Adu’s colleagues in the creative industry, renowned broadcaster and music critic, Benson Idonije, and foremost culture activist, Ben Tomoloju, seem to feel the same way, too. These three wise men, in separate interviews with E-Punch, describe what they think the incoming Federal Government should do to make the industry more relevant to the Nigerian economy.
Adu wants the Nigerian Film Corporation and the National Film and Video Censors Board to be strengthened to carry out their activities, especially in the area of promoting producers who have good stories to tell.
Also, he thinks there is a need for regulation of the content of films produced by most Nollywood practitioners. He says, “In my view, filmmakers should be directed to concentrate on producing films that contribute to human development, not the ones that expose all the dregs and negative tendencies that we have in the society.
“The NFVCB can refuse to approve certain types of films and also lay down certain guidelines. I don’t think they should shy away from this. People should not just be left alone to keep dragging us down all the time.”
Also, he believes the incoming government should, above all, set up an endowment fund for the film industry.
But Tomoloju favours the appointment of a culture minister with a background in serious achievement in the cultural sector – someone who can carry the stakeholders along and be fed by the visions of the stakeholders – to pilot the affairs of the sector for economic, social, intellectual and spiritual growth.
He says “I suggest that the incoming administration should work hard and ensure that there are cottage theatres in various neighbourhoods that are viable across the country. There should be, at least experimentally, one cottage theatre in each local government area. This is because I believe that theatre is viable. It doesn’t end with just putting on Ola Rotimi’s plays or others by other famous playwrights.
“It goes with packaging programmes for theatre, including movies, musical or dance theatre and stand-up comedy. Also, it can become a social centre where people can gather, as well as a marketing outlet in that neighbourhood for art and craft.
“The local government council can also have its own archive somewhere in one small storey building there and a little museum to go with it. So it is as much a cottage theatre as a cultural centre, which must be managed by a well trained graduate of theatre.
“One beautiful play like ‘Saro’, for instance, can tour Lagos for one year if we have 57 cottage theatres in the state and it will generate revenue, as well as create jobs and wealth for the artistic community. This is a practical vision.
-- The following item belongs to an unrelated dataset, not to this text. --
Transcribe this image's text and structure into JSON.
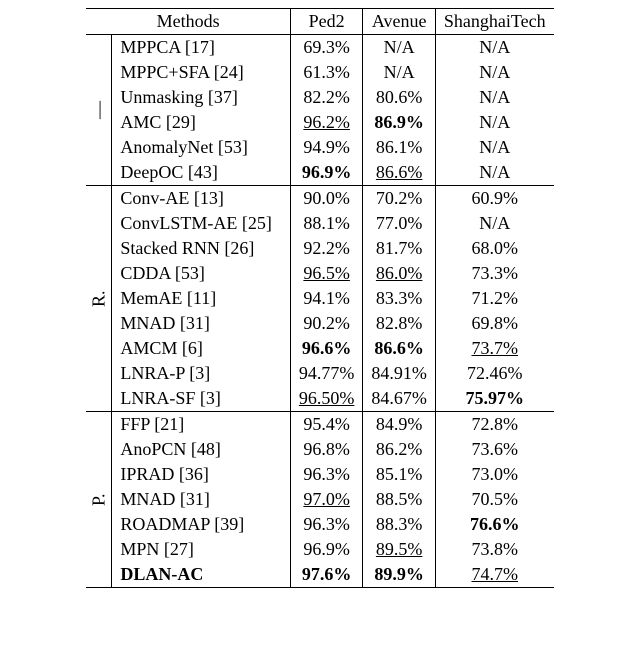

“If anybody is asking me why we are saying that government should be one to do these things all the time, I always ask them: Is government is building stadiums in local government areas? Why are they building stadiums and they cannot build theatres? This is a big poser.”
Idonije, who was recently appointed Fellow of the Adam Fibereisima School of Music, warns Buhari against making the same mistakes that outgoing President Jonathan made by giving money to some artistes in a section of the culture sector to develop themselves or to share among themselves.
“Instead of doing that, it should focus on the creative industry as a whole by providing an enabling environment for creativity to thrive.
“When he assumes office, I expect the Muhammadu Buhari to concentrate on building new structures to support the creative industry. I expect him to build more music schools and theatre houses, as well as make it possible for artists to have access to the tools of their trade by reducing import duty on certain items of production. Also, he should set up the right structures that can effectively put an end to piracy,” he says.
Also, a popular actress, Bose Oladimeji, wants the incoming government to make the fight against piracy its first priority for the creative industry.
“Piracy is the biggest challenge facing the creative indsutry in Nigeria. It has wrecked many producers and artistes. For instance, the last movie I produced, which came out last year, was also a victim of this social cankerworm. I believe Nollywood will benefit more and grow stronger if piracy can be stopped,” she says.